Does $\displaystyle \frac {sinx}{k} $ converges pointwise or uniformly as k approaches infinity?
Isn't the limit 0?
converges uniformly on what set? $\displaystyle \mathbb{R}$? yes it does (to 0). you can use either of the two main definitions to show this. there is an $\displaystyle \epsilon$ definition and a limit definition involving a supremum
there is also a theorem that has to do with the derivative being bounded implies uniform convergence (or maybe it's uniform convergence implies the derivative is bounded. i can never remember which. i should look it up)
Not sure if this argument is good or not. I think it converges to the zero function. It's been a while since I studied calculus.

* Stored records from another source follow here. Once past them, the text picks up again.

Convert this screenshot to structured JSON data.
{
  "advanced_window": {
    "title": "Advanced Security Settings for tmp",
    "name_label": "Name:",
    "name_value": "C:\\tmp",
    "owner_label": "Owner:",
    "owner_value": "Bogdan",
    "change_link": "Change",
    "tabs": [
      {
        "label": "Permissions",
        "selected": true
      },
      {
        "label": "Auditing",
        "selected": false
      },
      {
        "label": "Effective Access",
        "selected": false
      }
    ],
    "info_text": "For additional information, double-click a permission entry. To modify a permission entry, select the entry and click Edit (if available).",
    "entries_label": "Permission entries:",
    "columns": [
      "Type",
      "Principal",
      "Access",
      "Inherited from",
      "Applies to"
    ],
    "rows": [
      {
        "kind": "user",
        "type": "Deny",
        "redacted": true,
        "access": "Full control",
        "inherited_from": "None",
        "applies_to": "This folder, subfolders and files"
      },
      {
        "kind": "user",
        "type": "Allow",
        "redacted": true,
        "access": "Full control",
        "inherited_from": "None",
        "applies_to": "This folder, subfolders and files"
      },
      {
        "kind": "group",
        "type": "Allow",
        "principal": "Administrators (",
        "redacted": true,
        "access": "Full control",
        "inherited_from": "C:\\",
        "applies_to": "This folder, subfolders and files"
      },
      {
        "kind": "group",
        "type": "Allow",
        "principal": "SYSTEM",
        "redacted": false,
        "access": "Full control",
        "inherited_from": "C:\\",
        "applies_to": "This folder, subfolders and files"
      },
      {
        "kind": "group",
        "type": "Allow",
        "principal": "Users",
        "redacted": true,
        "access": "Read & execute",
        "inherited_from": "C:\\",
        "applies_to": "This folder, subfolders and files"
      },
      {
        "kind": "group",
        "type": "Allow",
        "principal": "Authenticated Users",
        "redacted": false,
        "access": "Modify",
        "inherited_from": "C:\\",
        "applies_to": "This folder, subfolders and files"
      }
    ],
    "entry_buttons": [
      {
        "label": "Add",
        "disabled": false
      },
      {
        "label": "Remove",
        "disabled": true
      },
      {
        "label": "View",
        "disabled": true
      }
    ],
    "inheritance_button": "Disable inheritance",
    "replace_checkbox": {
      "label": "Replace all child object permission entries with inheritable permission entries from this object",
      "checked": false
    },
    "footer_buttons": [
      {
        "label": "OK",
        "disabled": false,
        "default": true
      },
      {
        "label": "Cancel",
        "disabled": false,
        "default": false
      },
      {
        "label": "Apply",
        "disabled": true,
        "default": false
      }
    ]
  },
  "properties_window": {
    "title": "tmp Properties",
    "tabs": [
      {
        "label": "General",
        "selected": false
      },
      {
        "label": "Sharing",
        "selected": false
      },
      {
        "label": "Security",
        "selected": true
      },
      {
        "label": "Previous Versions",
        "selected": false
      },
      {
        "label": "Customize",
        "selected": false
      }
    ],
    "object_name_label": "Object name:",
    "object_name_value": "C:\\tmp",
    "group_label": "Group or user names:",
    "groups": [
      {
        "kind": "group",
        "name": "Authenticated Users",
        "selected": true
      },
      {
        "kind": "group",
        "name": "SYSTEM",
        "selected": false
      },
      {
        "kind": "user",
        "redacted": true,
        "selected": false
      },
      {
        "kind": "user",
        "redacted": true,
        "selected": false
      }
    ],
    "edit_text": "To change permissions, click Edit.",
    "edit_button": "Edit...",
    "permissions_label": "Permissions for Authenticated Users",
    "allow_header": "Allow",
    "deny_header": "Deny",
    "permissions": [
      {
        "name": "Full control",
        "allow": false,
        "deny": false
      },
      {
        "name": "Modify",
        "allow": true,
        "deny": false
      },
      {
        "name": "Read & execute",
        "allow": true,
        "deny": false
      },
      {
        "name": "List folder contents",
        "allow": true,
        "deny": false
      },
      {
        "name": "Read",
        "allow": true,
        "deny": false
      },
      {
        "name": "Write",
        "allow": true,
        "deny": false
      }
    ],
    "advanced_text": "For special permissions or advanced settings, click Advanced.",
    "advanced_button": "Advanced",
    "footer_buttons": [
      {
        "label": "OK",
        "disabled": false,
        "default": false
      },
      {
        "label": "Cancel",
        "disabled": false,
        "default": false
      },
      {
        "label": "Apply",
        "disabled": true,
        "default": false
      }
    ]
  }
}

If we define the domain as the real line, then we know $\displaystyle \sin x$ is bounded by $\displaystyle 1$ and $\displaystyle \frac {1}{k} \rightarrow 0$ for all $\displaystyle k \geq N.$ Let $\displaystyle x$ be in the domain. Given $\displaystyle \epsilon > 0$, there is some $\displaystyle N \in \mathbb{N}$ such that $\displaystyle \left | \frac{1}{k} \right | < \epsilon$ for all $\displaystyle k \geq N$. Then $\displaystyle |f_k(x)-0| = \left |\frac {\sin x}{k}\right | = \left|\frac {1}{k} \right ||\sin x | < \epsilon \cdot 1 = \epsilon.$